AppServer is not releasing sockets

Error 8109 appears in the broker log after starting a server thread

Server exec error : Too many open files (errno:24) (8109)

syslog.log verifies the matching entries are found in the brokers log

OS logfiles report the same error: Java: Number of open files: 4096

lsof command reports that the Appserver broker process has around 13000 file descriptors for named pipes (FIFO) in less than 3 days

FACT(s) (Environment):

maxfiles (per process) limit (4096)
nfile is unlimited
Errno 24 indicates that the system is running out of file descriptors
The client connects to the AppServer, remains connected for a long period of time during which many requests are made
Disconnect is performed at end of the client session.
autoTrimTimeout is set to 1800
Direct connect and state-reset are used
raising ulimit does not resolve the problem it just delays the time to crash
The problem is observed when starting the agents
The problem is not observed with versions prior OpenEdge 10.1C
The current Broker and Server log files are overwritten when restarting the Broker that died instead of bein appended to.
Broker and Server ubroker.properties configuration is set to append:
brkrLogAppend=1
srvrLogAppend=1
OpenEdge 10.1C
OpenEdge 10.2x
ia64 (Itanium)
PA-RISC 64-bit
IBM Power (64-bit)
ia64 (Intel Itanium 64-bit)
x86_64 (AMD64/EMT64)
Sun Solaris SPARC 64-bit

CAUSE:

Bug# OE00196672

CAUSE:

This problem is caused by the way the AppServer broker manages its connected agents:
- The broker maintains a thread for each agent.
- When an agent is shut down (either manually via asbman/PE/OEE or auto-trim), the thread terminates and the associated object goes out of scope, making the object eligible for garbage collection.
- When the object is garbage collected, it's resources are also garbage collected. The FIFO connections to the agent are closed as part of this process.

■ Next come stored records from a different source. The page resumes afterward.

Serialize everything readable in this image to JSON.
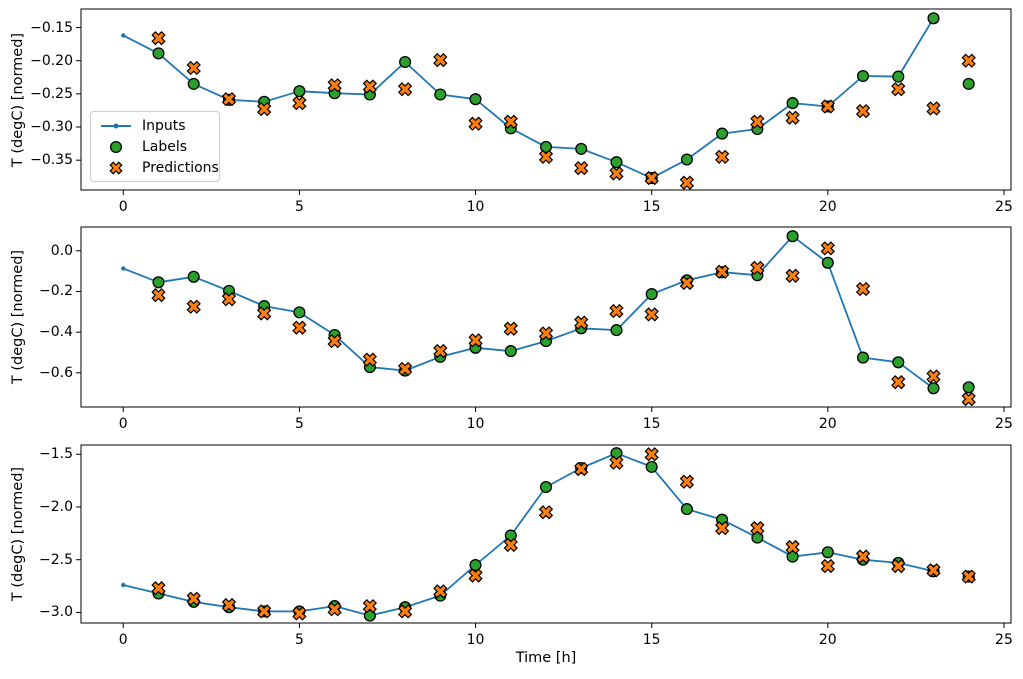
{
  "figure": {
    "xlabel": "Time [h]",
    "ylabel": "T (degC) [normed]",
    "background": "#ffffff",
    "grid": false,
    "colors": {
      "inputs": "#1f77b4",
      "labels": "#2ca02c",
      "predictions": "#ff7f0e",
      "marker_edge": "#000000",
      "frame": "#000000"
    },
    "legend": {
      "location": "upper-left-inside-first-subplot",
      "entries": [
        {
          "label": "Inputs"
        },
        {
          "label": "Labels"
        },
        {
          "label": "Predictions"
        }
      ]
    }
  },
  "chart_data": [
    {
      "type": "line",
      "title": "",
      "xlabel": "",
      "ylabel": "T (degC) [normed]",
      "xlim": [
        -1.2,
        25.2
      ],
      "ylim": [
        -0.395,
        -0.122
      ],
      "x_ticks": [
        0,
        5,
        10,
        15,
        20,
        25
      ],
      "x_tick_labels": [
        "0",
        "5",
        "10",
        "15",
        "20",
        "25"
      ],
      "y_ticks": [
        -0.15,
        -0.2,
        -0.25,
        -0.3,
        -0.35
      ],
      "y_tick_labels": [
        "−0.15",
        "−0.20",
        "−0.25",
        "−0.30",
        "−0.35"
      ],
      "x_inputs": [
        0,
        1,
        2,
        3,
        4,
        5,
        6,
        7,
        8,
        9,
        10,
        11,
        12,
        13,
        14,
        15,
        16,
        17,
        18,
        19,
        20,
        21,
        22,
        23
      ],
      "x_outputs": [
        1,
        2,
        3,
        4,
        5,
        6,
        7,
        8,
        9,
        10,
        11,
        12,
        13,
        14,
        15,
        16,
        17,
        18,
        19,
        20,
        21,
        22,
        23,
        24
      ],
      "series": {
        "inputs": [
          -0.162,
          -0.189,
          -0.235,
          -0.259,
          -0.262,
          -0.246,
          -0.249,
          -0.251,
          -0.202,
          -0.251,
          -0.258,
          -0.302,
          -0.33,
          -0.333,
          -0.353,
          -0.377,
          -0.349,
          -0.31,
          -0.303,
          -0.264,
          -0.269,
          -0.223,
          -0.224,
          -0.136
        ],
        "labels": [
          -0.189,
          -0.235,
          -0.259,
          -0.262,
          -0.246,
          -0.249,
          -0.251,
          -0.202,
          -0.251,
          -0.258,
          -0.302,
          -0.33,
          -0.333,
          -0.353,
          -0.377,
          -0.349,
          -0.31,
          -0.303,
          -0.264,
          -0.269,
          -0.223,
          -0.224,
          -0.136,
          -0.235
        ],
        "predictions": [
          -0.166,
          -0.211,
          -0.258,
          -0.273,
          -0.264,
          -0.237,
          -0.239,
          -0.243,
          -0.199,
          -0.295,
          -0.292,
          -0.345,
          -0.362,
          -0.37,
          -0.377,
          -0.384,
          -0.345,
          -0.292,
          -0.286,
          -0.269,
          -0.276,
          -0.243,
          -0.272,
          -0.2
        ]
      }
    },
    {
      "type": "line",
      "title": "",
      "xlabel": "",
      "ylabel": "T (degC) [normed]",
      "xlim": [
        -1.2,
        25.2
      ],
      "ylim": [
        -0.768,
        0.117
      ],
      "x_ticks": [
        0,
        5,
        10,
        15,
        20,
        25
      ],
      "x_tick_labels": [
        "0",
        "5",
        "10",
        "15",
        "20",
        "25"
      ],
      "y_ticks": [
        0.0,
        -0.2,
        -0.4,
        -0.6
      ],
      "y_tick_labels": [
        "0.0",
        "−0.2",
        "−0.4",
        "−0.6"
      ],
      "x_inputs": [
        0,
        1,
        2,
        3,
        4,
        5,
        6,
        7,
        8,
        9,
        10,
        11,
        12,
        13,
        14,
        15,
        16,
        17,
        18,
        19,
        20,
        21,
        22,
        23
      ],
      "x_outputs": [
        1,
        2,
        3,
        4,
        5,
        6,
        7,
        8,
        9,
        10,
        11,
        12,
        13,
        14,
        15,
        16,
        17,
        18,
        19,
        20,
        21,
        22,
        23,
        24
      ],
      "series": {
        "inputs": [
          -0.087,
          -0.155,
          -0.128,
          -0.197,
          -0.272,
          -0.303,
          -0.414,
          -0.572,
          -0.589,
          -0.521,
          -0.477,
          -0.493,
          -0.444,
          -0.381,
          -0.39,
          -0.213,
          -0.145,
          -0.105,
          -0.12,
          0.072,
          -0.059,
          -0.525,
          -0.548,
          -0.676
        ],
        "labels": [
          -0.155,
          -0.128,
          -0.197,
          -0.272,
          -0.303,
          -0.414,
          -0.572,
          -0.589,
          -0.521,
          -0.477,
          -0.493,
          -0.444,
          -0.381,
          -0.39,
          -0.213,
          -0.145,
          -0.105,
          -0.12,
          0.072,
          -0.059,
          -0.525,
          -0.548,
          -0.676,
          -0.671
        ],
        "predictions": [
          -0.218,
          -0.275,
          -0.238,
          -0.308,
          -0.378,
          -0.444,
          -0.535,
          -0.581,
          -0.493,
          -0.44,
          -0.383,
          -0.406,
          -0.353,
          -0.296,
          -0.313,
          -0.158,
          -0.103,
          -0.084,
          -0.123,
          0.012,
          -0.188,
          -0.646,
          -0.618,
          -0.729
        ]
      }
    },
    {
      "type": "line",
      "title": "",
      "xlabel": "Time [h]",
      "ylabel": "T (degC) [normed]",
      "xlim": [
        -1.2,
        25.2
      ],
      "ylim": [
        -3.1,
        -1.412
      ],
      "x_ticks": [
        0,
        5,
        10,
        15,
        20,
        25
      ],
      "x_tick_labels": [
        "0",
        "5",
        "10",
        "15",
        "20",
        "25"
      ],
      "y_ticks": [
        -1.5,
        -2.0,
        -2.5,
        -3.0
      ],
      "y_tick_labels": [
        "−1.5",
        "−2.0",
        "−2.5",
        "−3.0"
      ],
      "x_inputs": [
        0,
        1,
        2,
        3,
        4,
        5,
        6,
        7,
        8,
        9,
        10,
        11,
        12,
        13,
        14,
        15,
        16,
        17,
        18,
        19,
        20,
        21,
        22,
        23
      ],
      "x_outputs": [
        1,
        2,
        3,
        4,
        5,
        6,
        7,
        8,
        9,
        10,
        11,
        12,
        13,
        14,
        15,
        16,
        17,
        18,
        19,
        20,
        21,
        22,
        23,
        24
      ],
      "series": {
        "inputs": [
          -2.74,
          -2.82,
          -2.9,
          -2.95,
          -2.99,
          -2.99,
          -2.94,
          -3.03,
          -2.95,
          -2.84,
          -2.55,
          -2.27,
          -1.81,
          -1.63,
          -1.49,
          -1.62,
          -2.02,
          -2.12,
          -2.29,
          -2.47,
          -2.43,
          -2.5,
          -2.53,
          -2.61
        ],
        "labels": [
          -2.82,
          -2.9,
          -2.95,
          -2.99,
          -2.99,
          -2.94,
          -3.03,
          -2.95,
          -2.84,
          -2.55,
          -2.27,
          -1.81,
          -1.63,
          -1.49,
          -1.62,
          -2.02,
          -2.12,
          -2.29,
          -2.47,
          -2.43,
          -2.5,
          -2.53,
          -2.61,
          -2.66
        ],
        "predictions": [
          -2.77,
          -2.87,
          -2.93,
          -2.99,
          -3.01,
          -2.97,
          -2.94,
          -2.99,
          -2.8,
          -2.65,
          -2.36,
          -2.05,
          -1.64,
          -1.58,
          -1.5,
          -1.76,
          -2.2,
          -2.2,
          -2.38,
          -2.56,
          -2.47,
          -2.56,
          -2.6,
          -2.66
        ]
      }
    }
  ]
}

Unfortunately, the exact timing of the release of these connections is dependent on the JVM. In releases prior to v10.1C (i.e. jdk 1.4 and earlier), this happened relatively quickly, so we got the desired behavior. However, starting in v10.1C, we deployed with jdk 1.5, which uses a different garbage collector by default. Jdk 1.4 (and prior) defaults to using the "-client" profile, which employs a serial garbage collector; in contrast, jdk 1.5 (and newer) defaults to the "-server" profile, which uses a parallel garbage collector. Parallel garbage collection is not releasing the resources in the same way as in prior versions, resulting in the observed accumulation of resources (errno 24 file descriptors)

So this problem essentially started in OE 10.1C and primarily found on 64-bit OpenEdge releases where the "-client" switch is not available for 64-bit jvm.

FIX:

Upgrade to OpenEdge 10.2B02 Service Pack where this issue has been addressed by closing the FIFO connections ourselves instead of leaving it to the java garbage collector.

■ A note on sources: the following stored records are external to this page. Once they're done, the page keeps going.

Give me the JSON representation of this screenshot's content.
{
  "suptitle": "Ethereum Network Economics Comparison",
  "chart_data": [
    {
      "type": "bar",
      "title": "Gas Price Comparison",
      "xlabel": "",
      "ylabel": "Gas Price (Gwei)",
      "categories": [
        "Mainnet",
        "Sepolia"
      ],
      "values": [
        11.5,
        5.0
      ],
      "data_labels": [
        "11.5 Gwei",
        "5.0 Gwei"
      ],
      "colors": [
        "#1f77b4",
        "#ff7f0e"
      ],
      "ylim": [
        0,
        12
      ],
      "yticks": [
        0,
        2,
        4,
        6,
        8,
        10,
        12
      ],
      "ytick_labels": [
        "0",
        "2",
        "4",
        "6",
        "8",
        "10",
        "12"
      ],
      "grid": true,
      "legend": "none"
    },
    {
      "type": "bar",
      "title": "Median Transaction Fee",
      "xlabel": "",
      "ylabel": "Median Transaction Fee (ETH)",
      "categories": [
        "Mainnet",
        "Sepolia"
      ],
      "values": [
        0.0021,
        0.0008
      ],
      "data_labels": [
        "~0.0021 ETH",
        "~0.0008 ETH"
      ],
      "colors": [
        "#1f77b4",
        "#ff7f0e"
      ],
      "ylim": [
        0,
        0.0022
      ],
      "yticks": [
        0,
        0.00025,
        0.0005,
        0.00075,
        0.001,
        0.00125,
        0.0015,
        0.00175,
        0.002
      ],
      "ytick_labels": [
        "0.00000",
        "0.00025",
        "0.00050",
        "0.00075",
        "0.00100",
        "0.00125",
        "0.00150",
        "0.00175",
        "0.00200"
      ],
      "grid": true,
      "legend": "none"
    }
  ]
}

Until the upgrade is possible, a workaround for all supported environments is to set autoTrimTimeout to 0 in the ubroker.properties, then restart the AppServers.

For 32-bit supported environments, change the java virtual machine to '-client'. For example:

Edit $DLC/bin/java_env and modify, in the section "HP-UX", the variable VMTYPE to "client" not "server" or "hotspot" or "classic"

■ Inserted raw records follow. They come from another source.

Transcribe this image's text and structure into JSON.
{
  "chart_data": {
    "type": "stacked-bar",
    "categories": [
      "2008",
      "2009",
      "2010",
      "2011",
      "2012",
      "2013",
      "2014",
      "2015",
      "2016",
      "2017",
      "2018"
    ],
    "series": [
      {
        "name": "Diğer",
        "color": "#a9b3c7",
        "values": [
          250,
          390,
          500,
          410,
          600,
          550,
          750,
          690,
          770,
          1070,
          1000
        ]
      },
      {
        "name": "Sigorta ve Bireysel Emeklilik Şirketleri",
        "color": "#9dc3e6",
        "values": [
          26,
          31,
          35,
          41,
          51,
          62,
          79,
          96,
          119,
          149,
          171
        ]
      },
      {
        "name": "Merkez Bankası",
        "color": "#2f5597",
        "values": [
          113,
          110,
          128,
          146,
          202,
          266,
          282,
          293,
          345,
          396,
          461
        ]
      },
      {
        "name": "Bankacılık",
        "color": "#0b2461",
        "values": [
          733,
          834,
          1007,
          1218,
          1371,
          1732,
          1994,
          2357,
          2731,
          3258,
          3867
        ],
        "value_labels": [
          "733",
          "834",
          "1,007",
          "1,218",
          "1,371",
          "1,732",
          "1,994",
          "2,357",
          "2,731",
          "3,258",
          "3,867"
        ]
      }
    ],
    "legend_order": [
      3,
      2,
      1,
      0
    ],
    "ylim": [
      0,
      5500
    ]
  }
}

The result will be like (extract of java_env):

"HP-UX") # HP UNIX 11.00, No jdk but jre
THREADS_FLAG=native_threads
JDKHOME=
as01/oe/hpux64/v101C00/dlc/jre
if [ ! -f $JDKHOME/bin/javac ]
then
JDKHOME=$env_jdkhome
fi
case "$PLATID" in
34) # HPUX-32bit
ARCH=PA_RISC2.0
VMTYPE=client
SHLIB_PATH=$SHLIB_PATH:$JREHOME/lib/$ARCH/$THREADS_FLAG:$JREHOME/lib/$ARCH/$VMTYPE:$JREHOME/lib/$ARCH
JVM=${JREHOME}/bin/$JVMEXE
;;
...
esac
export SHLIB_PATH
export LD_LIBRARY_PATH
export JVM